Their verdict? Things aren’t working.
A vaccine mega-site opened Monday at Fair Park, located just east of Downtown Dallas. Due to limited quantities of the vaccine, doses are currently reserved for people over the age of 75, followed by others who fit into Phase 1B designation.
On the first day the site was open the location stayed open past its standard hours and managed to vaccinate around 1600 people in the joint effort between the City of Dallas and Dallas County.
The entities hope to repeat those numbers if not exceed them each day for the rest of the week, but for a site that was reportedly organized with high-risk communities in mind—namely Black and Latino populations, the current outreach and communication strategies don’t seem to be working.
Critics say there’s still a great deal of confusion around just about everything related to the process that makes it hard for residents to take advantage of what’s available, including registration, how to get an appointment, on-site logistics, and the follow-up process for the second dose of the vaccine.

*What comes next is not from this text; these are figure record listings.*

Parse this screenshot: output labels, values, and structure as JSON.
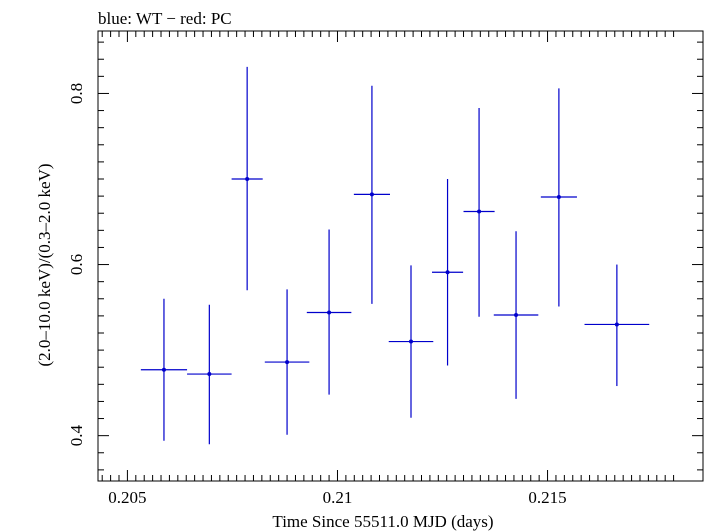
{
  "chart_data": {
    "type": "scatter",
    "title": "blue: WT − red: PC",
    "xlabel": "Time Since 55511.0 MJD (days)",
    "ylabel": "(2.0–10.0 keV)/(0.3–2.0 keV)",
    "xlim": [
      0.2043,
      0.2187
    ],
    "ylim": [
      0.347,
      0.873
    ],
    "x_ticks": [
      0.205,
      0.21,
      0.215
    ],
    "x_tick_labels": [
      "0.205",
      "0.21",
      "0.215"
    ],
    "y_ticks": [
      0.4,
      0.6,
      0.8
    ],
    "y_tick_labels": [
      "0.4",
      "0.6",
      "0.8"
    ],
    "grid": false,
    "series": [
      {
        "color": "#0000cc",
        "points": [
          {
            "x": 0.20587,
            "xerr": 0.00055,
            "y": 0.477,
            "ylo": 0.394,
            "yhi": 0.56
          },
          {
            "x": 0.20695,
            "xerr": 0.00053,
            "y": 0.472,
            "ylo": 0.39,
            "yhi": 0.553
          },
          {
            "x": 0.20785,
            "xerr": 0.00037,
            "y": 0.7,
            "ylo": 0.57,
            "yhi": 0.831
          },
          {
            "x": 0.2088,
            "xerr": 0.00053,
            "y": 0.486,
            "ylo": 0.401,
            "yhi": 0.571
          },
          {
            "x": 0.2098,
            "xerr": 0.00053,
            "y": 0.544,
            "ylo": 0.448,
            "yhi": 0.641
          },
          {
            "x": 0.21082,
            "xerr": 0.00043,
            "y": 0.682,
            "ylo": 0.554,
            "yhi": 0.809
          },
          {
            "x": 0.21175,
            "xerr": 0.00053,
            "y": 0.51,
            "ylo": 0.421,
            "yhi": 0.599
          },
          {
            "x": 0.21262,
            "xerr": 0.00037,
            "y": 0.591,
            "ylo": 0.482,
            "yhi": 0.7
          },
          {
            "x": 0.21337,
            "xerr": 0.00037,
            "y": 0.662,
            "ylo": 0.539,
            "yhi": 0.783
          },
          {
            "x": 0.21425,
            "xerr": 0.00053,
            "y": 0.541,
            "ylo": 0.443,
            "yhi": 0.639
          },
          {
            "x": 0.21527,
            "xerr": 0.00043,
            "y": 0.679,
            "ylo": 0.551,
            "yhi": 0.806
          },
          {
            "x": 0.21665,
            "xerr": 0.00077,
            "y": 0.53,
            "ylo": 0.458,
            "yhi": 0.6
          }
        ]
      }
    ]
  }
}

Mollie Belt, who serves as Publisher for the Dallas Examiner, an African American Newspaper in the Dallas/Fort Worth area, said she tried using the form Dallas County provided twice to sign-up for the vaccine but when she didn’t hear anything back decided to take matters into her own hands.
“I registered on the Dallas County website twice and the second time I did receive a written confirmation, but they never told me where to go,” she said. “I went on my own to Fair Park (to get the vaccine).”
Because of the challenges she had when inquiring about the vaccine, Belt said she reached out to Dallas County Commissioner John Wiley Price for assistance.
He told her to immediately get over to the “mega-site.”
Expressing displeasure and citing several obstacles that citizens face, including the digital divide an transportation, Price said he monitored day one at the Fair Park location and said in order to accommodate the “targeted demographic,” he believes, “this process needs to be “first come, first serve.”
“This process as it is presently configured and operating at this moment is inhumane,” he said in a statement Tuesday. “If Black Lives Matter, if Brown Lives Matter, if the lives of the poor and working poor matter, this system needs to be fixed. I call on Judge Jenkins, the Health and Human Services Director, and my colleagues on the court to fix this now.”
Even without a confirmed appointment, but heeding the commissioner’s advice, Belt, who is 77, a diabetic and with numerous other health issues said she breezed right through the entrance once she arrived.
“There’s a large area where they are giving out the vaccine [at Fair Park], but it was only half full and the lines were moving very fast,” she added. “They collected a form from me [when I arrived] but they never asked me for my driver’s license or any identification.”
Belt received her first dose of the Moderna vaccine and before leaving was given an appointment reminder for her second, required immunization next month. She got the help she needed but noted Tuesday that the Black communities might not be getting the message.
There were very few of us,” she said. “I could count the African Americans [I saw in line] on 10 fingers.”
Rocky Vaz, Director of Emergency Management for the City of Dallas, said after a rough start, the effort was headed in the right direction.
“Based on the number of people in the database and the limited vaccine that we have, we are doing what we can,” he added. “But we are reaching out to the minority community, including going into the database to see who is getting notifications to get vaccinated.”
Vaz said ultimately, the plan is to administer to as many as 2,000 people a day at the Fair Park site.
“Yesterday was a mad rush but today we made process improvements to make the process more orderly,” he said in a meeting with the Task Force Tuesday afternoon. “By 1 pm, we did 600 vaccinations and by 5:00 we expect to do many more.”
According to Thomas, the task force meets again in two weeks for updates and to address any other concerns related to the coronavirus. He also urged citizens to get tested.